Let me begin by saying I think voting is the most important and powerful right a person can have in their country of residence – but sometimes the process gets utterly ridiculous.
If you haven’t heard yet, Dalton McGuinty, the Premier of Ontario is promising (see: Bribing) all Ontarians a new Statutory Holiday in February for all the “hard work” we all did in Ontario to help with the deficit left by the Progressive Conservatives. And surprise surprise there’s an election scheduled for this October 10th.
I bet in grade school McGuinty was the guy that promised if you were friends with him and not some other kid he’d let you borrow his bike and video games anytime you wanted. Only that when you agreed you’d find out he owns a girl’s banana bike and an Atari.
Here’s are 2 brief articles from The Hamilton Spectator and The Toronto Star today summing up the latest in the evolution of this new phantom holiday.
My favourite argument against this holiday is the BILLIONS and BILLIONS of dollars that will be somehow drained from the Canadian economy if all of us little working monkeys have one more day away from the office. Can you fathom if we had -gasp- another TWO days off? Perhaps the province might simply implode? Or maybe that would invoke the second coming of Christ? Fire. Brimstone. “BACK TO WORK!!”
If you look at some European countries, they have many more statutory holidays, not to mention their minimum paid days leave starts at 20, where ours is a paltry 10. As I’m sure everyone can attest, when you’re overworked you’re usually useless at the office anyways because all you feel like doing is strangling everyone around you.
Canadians need another day off. And for us men who usually suffer at the hands of Valentine’s Day, we could use another day to consider if its necessary to buy that $75 chocolates and flowers combo or maybe its time to hit the singles bars again.
People used to petition for another statutory holiday in June, even Labatt’s started a petition a few years back. And I’ll be honest, during that time you better believe my fridge was stocked with Blue and Blue Light. At least now the Liberals are getting a little more creative and promising a February holiday so most people won’t notice they’re using the same tactic as a beer company to swing votes.
I’ve always valued my vote dearly, but the direction politics has taken the last few years has me thinking I may want to re-evaluated my own voting process. Essentially, I can’t remember the last time I voted in a specific direction and received anything for my troubles.

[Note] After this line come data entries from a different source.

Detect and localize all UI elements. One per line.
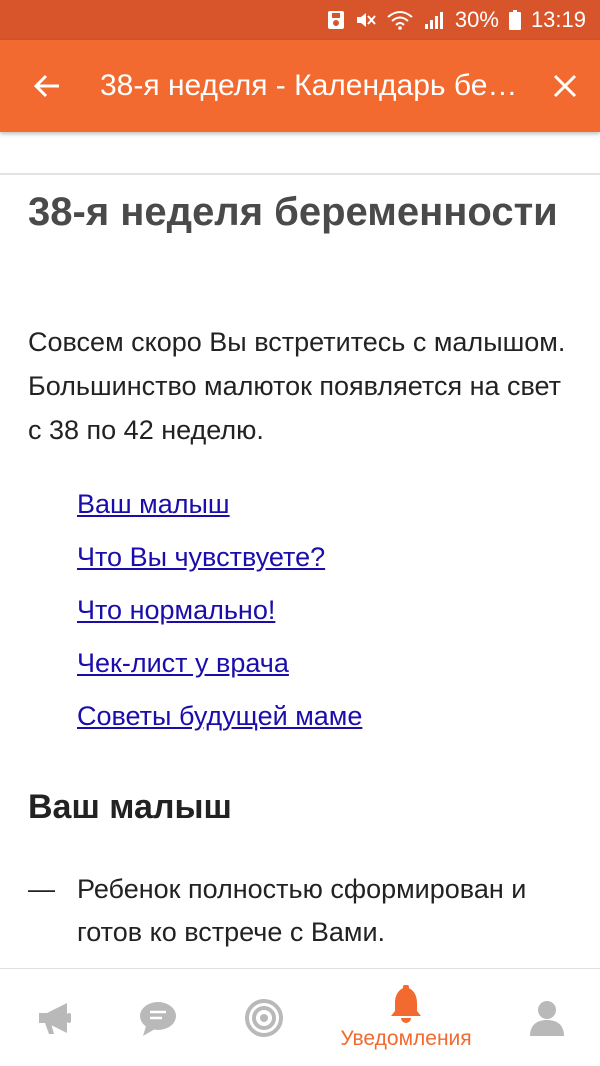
page-title: 38-я неделя беременности — [28, 190, 558, 234]
nav-item-chat[interactable] — [123, 969, 193, 1066]
status-bar: 30% 13:19 — [0, 0, 600, 40]
app-bar: 38-я неделя - Календарь беременности — [0, 40, 600, 132]
battery-percent: 30% — [454, 7, 499, 32]
divider — [0, 173, 600, 175]
bottom-navigation: Уведомления — [0, 968, 600, 1065]
toc-link-tips[interactable]: Советы будущей маме — [77, 701, 362, 731]
close-button[interactable] — [530, 40, 600, 132]
app-bar-title: 38-я неделя - Календарь беременности — [100, 69, 530, 102]
bullet-dash: — — [28, 874, 55, 904]
toc-item: Что нормально! — [77, 584, 362, 637]
megaphone-icon — [39, 1002, 71, 1034]
list-item: — Ребенок полностью сформирован и готов … — [28, 868, 580, 954]
bullet-text: Ребенок полностью сформирован и готов ко… — [77, 874, 527, 947]
nav-item-notifications[interactable]: Уведомления — [320, 969, 492, 1066]
nav-item-profile[interactable] — [512, 969, 582, 1066]
nav-item-goals[interactable] — [229, 969, 299, 1066]
toc-item: Чек-лист у врача — [77, 637, 362, 690]
back-button[interactable] — [0, 40, 94, 132]
toc-item: Что Вы чувствуете? — [77, 531, 362, 584]
battery-icon — [508, 9, 521, 31]
clock: 13:19 — [530, 7, 586, 32]
toc-link-feelings[interactable]: Что Вы чувствуете? — [77, 542, 325, 572]
intro-text: Совсем скоро Вы встретитесь с малышом. Б… — [28, 327, 566, 445]
arrow-left-icon — [33, 74, 59, 98]
nav-label-notifications: Уведомления — [340, 1026, 472, 1050]
article-content[interactable]: 38-я неделя беременности Совсем скоро Вы… — [0, 132, 600, 968]
bullet-list: — Ребенок полностью сформирован и готов … — [28, 868, 580, 954]
profile-icon — [530, 1000, 564, 1036]
table-of-contents: Ваш малыш Что Вы чувствуете? Что нормаль… — [77, 478, 362, 743]
toc-link-checklist[interactable]: Чек-лист у врача — [77, 648, 289, 678]
toc-item: Советы будущей маме — [77, 690, 362, 743]
toc-link-baby[interactable]: Ваш малыш — [77, 489, 230, 519]
mute-icon — [355, 9, 377, 31]
bell-icon — [391, 984, 421, 1023]
toc-item: Ваш малыш — [77, 478, 362, 531]
toc-link-normal[interactable]: Что нормально! — [77, 595, 275, 625]
wifi-icon — [387, 9, 413, 31]
section-title: Ваш малыш — [28, 788, 232, 826]
save-icon — [327, 9, 345, 31]
target-icon — [245, 998, 283, 1037]
close-icon — [553, 74, 577, 98]
chat-icon — [140, 1001, 176, 1036]
signal-icon — [423, 9, 445, 31]
nav-item-news[interactable] — [20, 969, 90, 1066]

With this in mind, I think its time I started treating the election process like the first week of University and look for the party willing to give me the most “free shit”. Or maybe I should treat them like the beer companies they’re stealing their marketing ploys from. Ya, that’s it, whatever political party provides me with the most humourous commercials, news, and entertainment has my support.
So far the Liberals far and away have my vote this October 10th. But if the Conservatives come out with free Ipods for everyone, I may have to re-evaluate my position.